Armed peacekeepers from the UN Mission in the Congo (MONUC) quickly fanned out across the narrow road, eyeing the dense jungle to the south and waiting tensely for an explanation for the delay.
Then the shooting began. A battle had broken out just a few kilometres away.
The convoy had come across clear signs of fighting earlier that morning, when it encountered a stream of villagers fleeing the town of Karuba, most with little more than the clothes on their backs. The lucky ones had managed to grab a bag of cassava plants, a few goats, an umbrella.
Tense talks
At Mushake, a village sympathetic to the Nkunda rebellion, the WFP convoy was stopped by a posse of young men in sunglasses.

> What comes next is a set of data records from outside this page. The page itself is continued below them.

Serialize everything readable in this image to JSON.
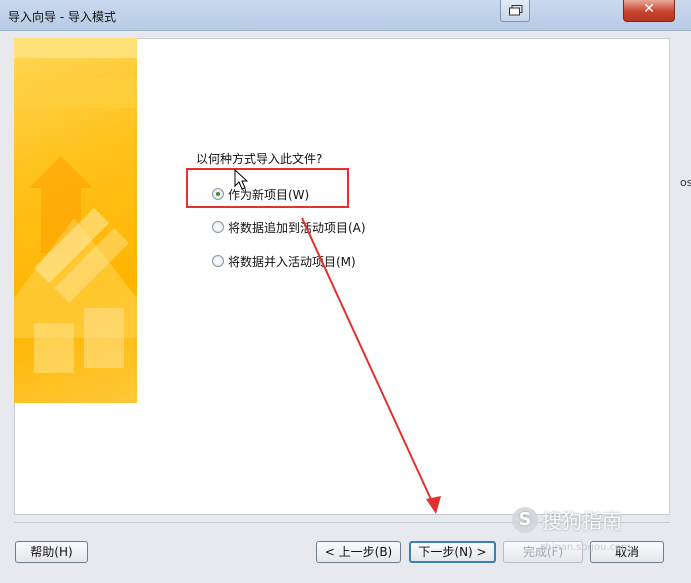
{
  "window": {
    "title": "导入向导 - 导入模式",
    "close_glyph": "✕"
  },
  "prompt": "以何种方式导入此文件?",
  "options": [
    {
      "label": "作为新项目(W)",
      "checked": true
    },
    {
      "label": "将数据追加到活动项目(A)",
      "checked": false
    },
    {
      "label": "将数据并入活动项目(M)",
      "checked": false
    }
  ],
  "buttons": {
    "help": "帮助(H)",
    "back": "< 上一步(B)",
    "next": "下一步(N) >",
    "finish": "完成(F)",
    "cancel": "取消"
  },
  "watermark": {
    "icon": "S",
    "text": "搜狗指南",
    "url": "zhinan.sogou.com"
  },
  "side_text": "os",
  "colors": {
    "annotation_red": "#e53030",
    "banner_yellow": "#ffc21c"
  }
}
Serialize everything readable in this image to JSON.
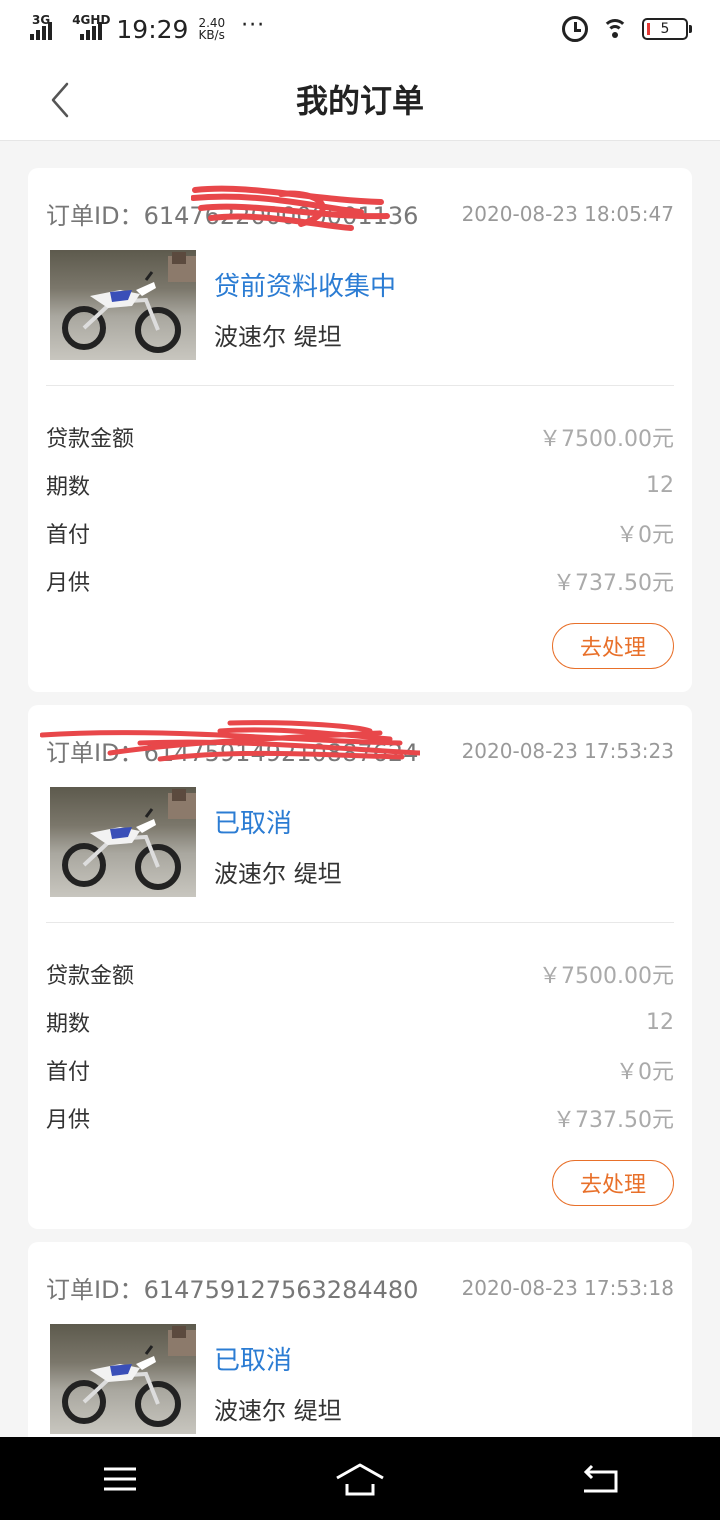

“The road condition is very bad and the security situation is very bad,” said Kapuku, summing up the problems that have so hampered humanitarian aid in North Kivu since fighting resumed in earnest in late August.
The WFP estimates as many as 150,000 vulnerable people may be cut off from assistance because of the clashes and rain-sodden roads.
Mob action
Five days later, with the convoy still trapped in Masisi, an anti-UN riot erupted in the town centre.
MONUC peacekeepers in Masisi declined to comment on the incident. But they said the riot was the first of its kind and that relations between peacekeepers and townspeople were generally cordial.
Amid such a confusion of combatants, MONUC, whose UN Security Council mandate includes providing logistical support to the Congolese army, is often accused of taking sides. Nkunda’s followers claim the peacekeepers have fought alongside the regular army, while the dissident general’s foes claim MONUC has given Nkunda military supplies.
MONUC strongly denies any involvement in activities that go beyond its mandate: to prevent violence and promote security; protect civilians and aid workers; monitor military activity; and help to disarm and demobilise foreign and domestic fighters.